Olde Hornet
Well-Known Member
Amazon is about to share your internet connection with neighbors; here’s how to turn it off
You have no control over what sort of data flows over Amazon’s new Sidewalk wireless network, which has been lying dormant in Echo smart speakers and Ring cameras ... until now. Tech columnist Geoffrey Fowler explains why you should turn...
www.seattletimes.com
There’s an eyebrow-raising technology buried inside millions of Amazon Echo smart speakers and Ring security cameras. They have the ability to make a new kind of wireless network called Sidewalk that shares a slice of your home internet connection with your neighbors’ devices.
And on Tuesday, Amazon is switching Sidewalk on — for everyone.
I’m digging into my settings to turn it off. Sidewalk raises more red flags than a marching band parade: Is it secure enough to be activated in so many homes?
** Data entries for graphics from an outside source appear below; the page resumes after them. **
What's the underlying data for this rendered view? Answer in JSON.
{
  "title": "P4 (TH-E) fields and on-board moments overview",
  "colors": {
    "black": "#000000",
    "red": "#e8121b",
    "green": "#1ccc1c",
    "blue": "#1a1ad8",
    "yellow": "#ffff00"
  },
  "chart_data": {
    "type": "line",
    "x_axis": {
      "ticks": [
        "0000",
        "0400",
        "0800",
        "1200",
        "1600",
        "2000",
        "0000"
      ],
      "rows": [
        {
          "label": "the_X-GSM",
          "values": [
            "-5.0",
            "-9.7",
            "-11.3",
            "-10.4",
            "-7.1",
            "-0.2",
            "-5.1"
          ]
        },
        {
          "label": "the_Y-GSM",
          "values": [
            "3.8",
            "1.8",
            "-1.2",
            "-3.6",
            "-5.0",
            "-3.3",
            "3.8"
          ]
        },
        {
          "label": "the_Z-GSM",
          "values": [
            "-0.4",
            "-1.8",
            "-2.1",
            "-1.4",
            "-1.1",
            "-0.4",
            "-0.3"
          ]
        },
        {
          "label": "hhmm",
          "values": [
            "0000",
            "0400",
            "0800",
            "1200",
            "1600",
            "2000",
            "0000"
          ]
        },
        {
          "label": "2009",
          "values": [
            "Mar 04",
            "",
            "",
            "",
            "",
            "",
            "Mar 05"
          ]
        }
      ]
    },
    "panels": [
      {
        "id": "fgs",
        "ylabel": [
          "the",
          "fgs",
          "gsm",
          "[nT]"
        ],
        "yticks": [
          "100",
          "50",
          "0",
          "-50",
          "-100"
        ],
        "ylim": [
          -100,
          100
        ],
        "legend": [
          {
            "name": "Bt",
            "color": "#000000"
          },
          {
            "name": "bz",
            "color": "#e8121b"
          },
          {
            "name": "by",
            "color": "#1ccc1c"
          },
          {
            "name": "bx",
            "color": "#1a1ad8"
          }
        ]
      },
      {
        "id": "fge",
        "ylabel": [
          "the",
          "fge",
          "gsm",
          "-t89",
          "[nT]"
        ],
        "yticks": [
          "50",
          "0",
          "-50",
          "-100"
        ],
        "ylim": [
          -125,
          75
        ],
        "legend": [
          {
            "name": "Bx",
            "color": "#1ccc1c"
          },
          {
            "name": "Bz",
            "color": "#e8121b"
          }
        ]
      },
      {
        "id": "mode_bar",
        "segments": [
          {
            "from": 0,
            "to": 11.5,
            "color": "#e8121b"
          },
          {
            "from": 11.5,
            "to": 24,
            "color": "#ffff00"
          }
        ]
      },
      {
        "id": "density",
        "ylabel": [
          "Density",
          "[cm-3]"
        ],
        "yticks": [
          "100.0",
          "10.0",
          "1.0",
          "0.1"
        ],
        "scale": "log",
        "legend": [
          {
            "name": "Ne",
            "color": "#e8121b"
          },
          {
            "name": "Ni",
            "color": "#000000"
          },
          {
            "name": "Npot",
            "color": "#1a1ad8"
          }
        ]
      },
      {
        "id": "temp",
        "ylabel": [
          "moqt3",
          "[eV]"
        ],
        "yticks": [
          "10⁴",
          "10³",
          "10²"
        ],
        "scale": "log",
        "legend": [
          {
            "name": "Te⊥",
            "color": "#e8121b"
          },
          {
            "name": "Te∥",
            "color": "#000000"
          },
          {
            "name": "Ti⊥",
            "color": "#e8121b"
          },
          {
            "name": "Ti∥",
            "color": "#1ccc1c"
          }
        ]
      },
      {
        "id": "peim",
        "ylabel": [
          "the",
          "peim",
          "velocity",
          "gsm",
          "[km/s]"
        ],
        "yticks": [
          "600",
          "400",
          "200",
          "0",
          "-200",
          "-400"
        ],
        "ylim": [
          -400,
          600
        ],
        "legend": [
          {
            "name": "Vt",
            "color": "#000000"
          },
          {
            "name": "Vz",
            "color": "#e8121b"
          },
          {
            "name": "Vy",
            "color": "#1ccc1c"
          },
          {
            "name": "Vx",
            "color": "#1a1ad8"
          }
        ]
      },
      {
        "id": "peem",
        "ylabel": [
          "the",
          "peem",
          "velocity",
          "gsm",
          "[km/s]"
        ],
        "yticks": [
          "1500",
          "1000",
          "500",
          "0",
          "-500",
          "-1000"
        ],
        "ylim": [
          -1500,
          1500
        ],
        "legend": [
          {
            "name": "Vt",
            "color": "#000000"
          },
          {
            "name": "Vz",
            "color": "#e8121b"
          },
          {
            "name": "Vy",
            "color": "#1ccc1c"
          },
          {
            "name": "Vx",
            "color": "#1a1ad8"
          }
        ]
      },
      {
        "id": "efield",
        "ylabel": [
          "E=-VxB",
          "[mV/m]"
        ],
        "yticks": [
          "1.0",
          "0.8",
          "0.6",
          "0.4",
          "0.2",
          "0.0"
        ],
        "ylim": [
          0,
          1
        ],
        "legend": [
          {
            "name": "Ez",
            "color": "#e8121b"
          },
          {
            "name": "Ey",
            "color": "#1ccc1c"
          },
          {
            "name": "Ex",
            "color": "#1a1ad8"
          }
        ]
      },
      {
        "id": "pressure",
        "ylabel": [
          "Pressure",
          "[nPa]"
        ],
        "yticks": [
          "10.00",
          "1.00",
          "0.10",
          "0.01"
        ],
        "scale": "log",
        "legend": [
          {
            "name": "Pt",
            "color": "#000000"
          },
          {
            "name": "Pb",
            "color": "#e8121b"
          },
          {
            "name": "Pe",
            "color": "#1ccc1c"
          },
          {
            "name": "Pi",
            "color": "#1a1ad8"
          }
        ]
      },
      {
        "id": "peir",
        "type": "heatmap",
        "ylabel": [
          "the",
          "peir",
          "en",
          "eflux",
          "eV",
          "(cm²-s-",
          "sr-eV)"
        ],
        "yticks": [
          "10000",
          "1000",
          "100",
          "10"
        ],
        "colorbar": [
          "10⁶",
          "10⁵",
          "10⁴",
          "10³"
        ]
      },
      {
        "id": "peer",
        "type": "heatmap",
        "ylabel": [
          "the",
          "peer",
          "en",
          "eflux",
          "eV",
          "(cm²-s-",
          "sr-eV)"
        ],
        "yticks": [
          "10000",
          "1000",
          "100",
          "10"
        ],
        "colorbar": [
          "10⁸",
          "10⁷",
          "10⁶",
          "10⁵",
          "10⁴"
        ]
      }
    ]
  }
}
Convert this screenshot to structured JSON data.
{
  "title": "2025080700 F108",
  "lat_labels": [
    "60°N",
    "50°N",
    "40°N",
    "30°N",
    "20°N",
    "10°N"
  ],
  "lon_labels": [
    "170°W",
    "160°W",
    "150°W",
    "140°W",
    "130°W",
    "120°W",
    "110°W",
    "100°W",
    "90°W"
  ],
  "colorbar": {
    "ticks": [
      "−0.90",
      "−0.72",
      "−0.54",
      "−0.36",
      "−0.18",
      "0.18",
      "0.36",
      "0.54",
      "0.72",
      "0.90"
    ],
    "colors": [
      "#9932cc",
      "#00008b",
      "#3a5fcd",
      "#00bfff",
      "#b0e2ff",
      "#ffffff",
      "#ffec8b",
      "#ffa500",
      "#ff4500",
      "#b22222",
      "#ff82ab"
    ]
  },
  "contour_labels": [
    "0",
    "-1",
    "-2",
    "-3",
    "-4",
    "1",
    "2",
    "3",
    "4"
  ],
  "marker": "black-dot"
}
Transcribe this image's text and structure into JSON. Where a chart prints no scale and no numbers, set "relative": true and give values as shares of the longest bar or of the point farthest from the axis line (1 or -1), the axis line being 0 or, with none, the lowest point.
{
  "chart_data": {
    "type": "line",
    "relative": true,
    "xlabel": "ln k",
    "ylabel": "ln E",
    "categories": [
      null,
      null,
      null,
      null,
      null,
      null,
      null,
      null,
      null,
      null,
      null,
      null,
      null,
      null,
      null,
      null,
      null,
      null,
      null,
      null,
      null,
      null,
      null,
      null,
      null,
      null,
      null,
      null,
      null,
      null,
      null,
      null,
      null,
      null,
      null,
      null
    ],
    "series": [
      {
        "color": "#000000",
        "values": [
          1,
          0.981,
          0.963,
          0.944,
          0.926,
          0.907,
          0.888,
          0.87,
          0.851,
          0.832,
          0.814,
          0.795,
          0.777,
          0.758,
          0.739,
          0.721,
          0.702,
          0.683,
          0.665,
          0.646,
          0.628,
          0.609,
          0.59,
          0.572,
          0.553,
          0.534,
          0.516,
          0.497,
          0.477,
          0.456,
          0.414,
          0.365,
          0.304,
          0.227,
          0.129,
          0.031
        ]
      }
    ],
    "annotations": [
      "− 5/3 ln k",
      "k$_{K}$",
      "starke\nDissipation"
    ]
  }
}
Are we helping Amazon build a vast network that can be used for more surveillance? And why didn’t Amazon ask us to opt-in before activating a capability lying dormant in our devices?
I recommend you opt out of Sidewalk, too, until we get much better answers to these questions.
Sidewalk will blanket urban and suburban America with a low-bandwidth wireless network that can stretch half a mile and reach places and things that were once too hard or too expensive to connect. It could have many positive uses, such as making it easier to set up smart-home devices in places your Wi-Fi doesn’t reach. (That can help your neighbors, and you.) But by participating, you also have no control over what sort of data you’re helping to transmit. In communities where Amazon Ring devices already over-police many doors and driveways, Sidewalk could power more surveillance, more trackers – maybe even Amazon drones.
Amazon seems oblivious to many obvious consumer concerns with its increasingly invasive technology. So let me say it: Remotely activating our devices to build a closed internet of Amazon is not OK.